Bloomberg Technoz, Jakarta - Di tengah dinamika ekonomi global yang fluktuatif dan proses transisi kekuasaan nasional, Indonesia diam-diam mencatatkan prestasi luar biasa: penyerapan tenaga kerja sebesar 3,59 juta orang hanya dalam satu tahun terakhir, dari Februari 2024 ke Februari 2025.
Yang membuat capaian ini semakin signifikan adalah konteks waktunya. Prestasi ini terjadi di masa transisi pemerintahan dari Presiden Joko Widodo ke Presiden Prabowo Subianto, dan menjadi salah satu pencapaian awal di bulan-bulan pertama pemerintahan baru.
Secara umum, masa transisi kekuasaan sering kali diwarnai dengan penyesuaian anggaran, rotasi pejabat, serta sikap wait and see dari pelaku usaha yang menunggu kejelasan arah kebijakan baru. Namun, kondisi di lapangan justru menunjukkan hal yang kontras — lapangan kerja tumbuh, pengangguran menurun, dan partisipasi angkatan kerja meningkat.
Data resmi Badan Pusat Statistik (BPS) menunjukkan tingkat pengangguran terbuka (TPT) turun menjadi 4,76 persen pada Februari 2025. Ini adalah angka terendah dalam lima tahun terakhir. Sebagai perbandingan, TPT Indonesia sempat melonjak di atas 7 persen saat pandemi, bahkan mendekati 10 persen pada puncak krisis tahun 2020. Kini, pasar kerja nasional memasuki fase pemulihan struktural yang lebih berkelanjutan.
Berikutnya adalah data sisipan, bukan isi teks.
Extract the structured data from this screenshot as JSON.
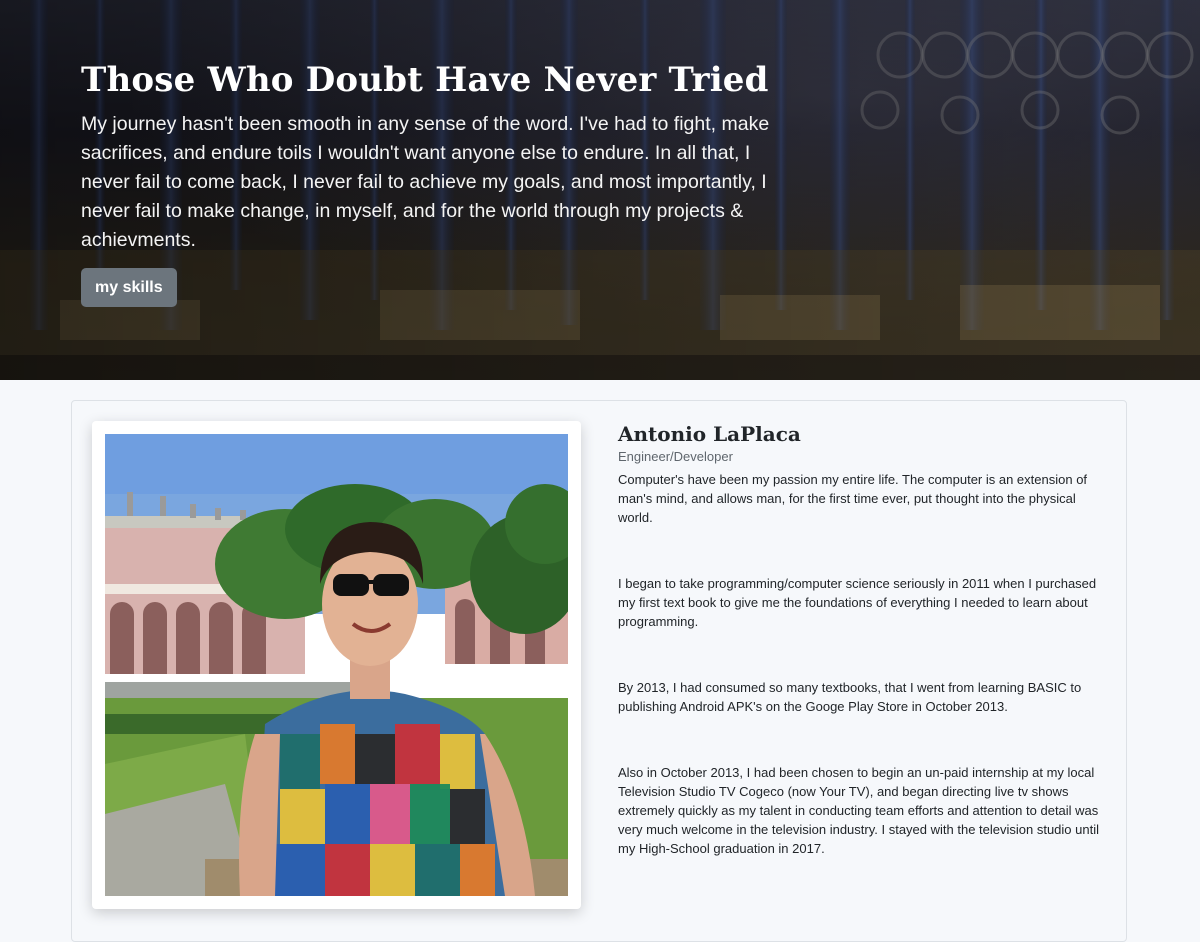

Jumlah pekerja penuh—yakni mereka yang bekerja minimal 35 jam per minggu—mencapai 96,48 juta orang. Ini mengindikasikan bahwa sebagian besar pekerjaan yang tercipta memiliki tingkat kestabilan yang lebih baik, bukan sekadar pekerjaan sementara atau informal. Meski begitu, tantangan tetap ada. Proporsi pekerja informal masih tinggi, meskipun turun sedikit dari 40,83 persen menjadi 40,60 persen. Artinya, mayoritas pekerjaan baru masih tercipta di sektor nonformal seperti usaha mandiri, pekerja keluarga, atau pekerja tanpa kontrak tetap.